Bad credit will limit your options but may not necessarily keep you from renting any house. Here are a few options for renting with bad credit:
- Try renting from an individual landowner, more than half of whom do not perform a credit check. Even if the individual owner does do a credit check, he will be more likely to hear you out. You can find individual owners or Craig’s list, through word of mouth, by driving around the neighborhood to find a “For Rent” sign, or in the classified section of the Sunday newspaper, according to Lenders Network.
- Find other means to prove that you can and will pay the rent. For example, bring proof of income, such as pay stubs or tax returns. Alternatively, offer to pay cash for half of the lease upfront or to pay a larger security deposit. Or agree to have the rent automatically deducted from your bank account each month.
- Find a cosigner who has good credit. This person agrees to be responsible for your rental obligation if you default.
- Find a roommate or move in with a roommate who already has a lease.
- Bring letters of recommendations from others with whom you have had financial dealings that tell of your timely payment. This works especially well if you can obtain a reference from a previous landlord.

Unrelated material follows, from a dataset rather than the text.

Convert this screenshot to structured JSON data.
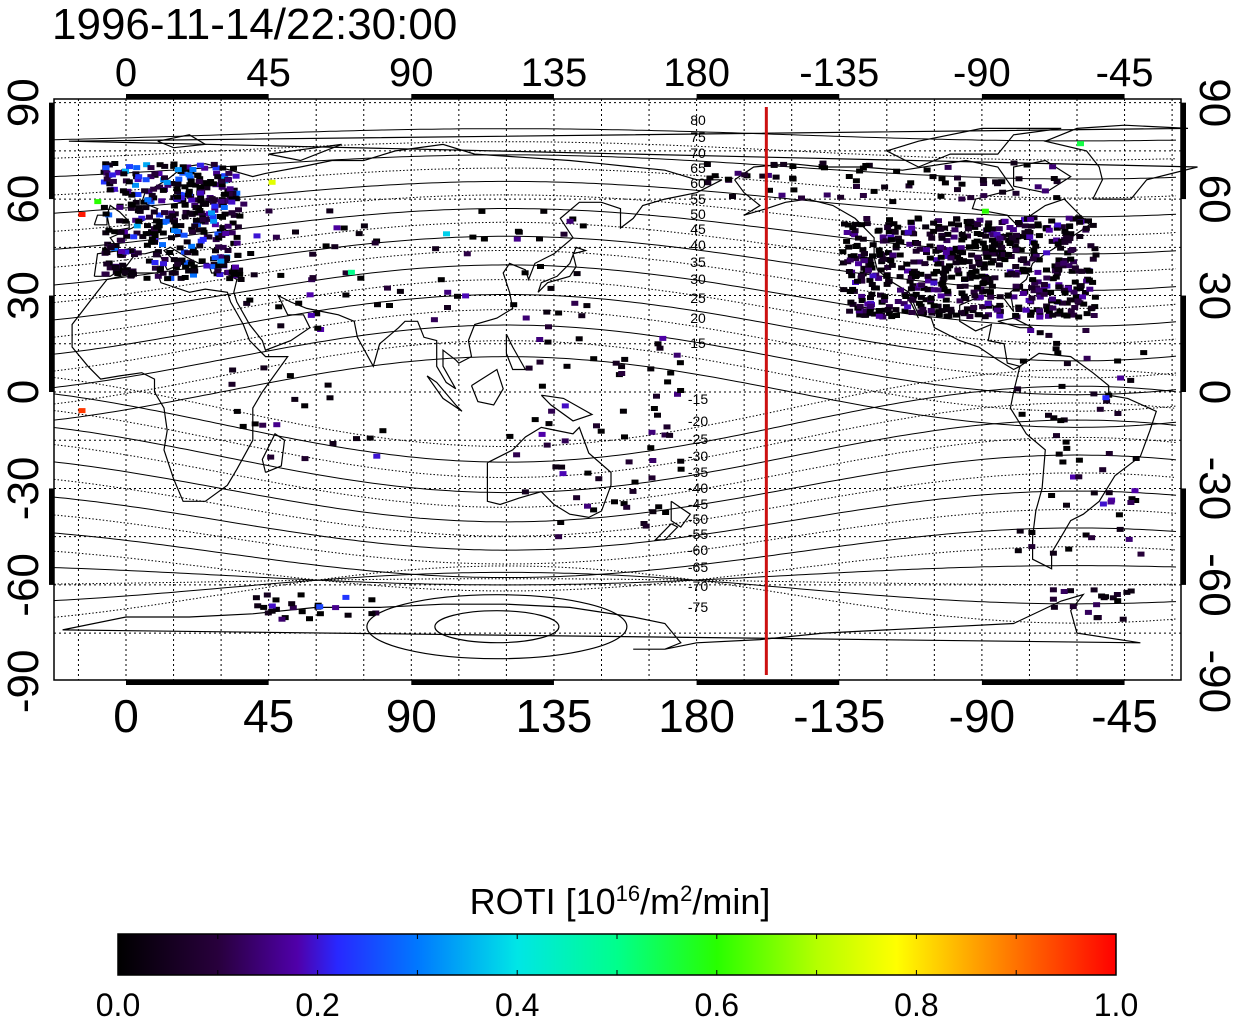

- Do research before putting in an application. Research might include asking around to determine how flexible the landlord might be with credit scores. It also includes being sure the places you apply are those where you most want to live. Narrowing down the number of applications is important because some credit checks result in a hard pull. If you have several hard pulls, your scores will fall even further.
- Look for a house in a lower price range. This will improve your debt-to-income ratio, which may make your credit score less important. Landlords who lease houses in a lower price range may also be more flexible, Nerdwallet says.
What happens if I fail a credit check for renting?
If you still want the house, find another way to prove you will pay the rent such as offering more cash upfront or providing a letter of reference from a previous landlord. Another alternative is to find a cosigner. You might also try to rent a different house, looking for an individual landlord who will not do a credit check or finding one with a roommate who already has a lease.
Under some FHA programs, you may actually qualify to buy a home when you can’t rent one. If you have a 10 percent down payment, you may be able to obtain an FHA loan with a score as low as 500. If your score is as high as 580, you may qualify with a 3.5 percent down payment.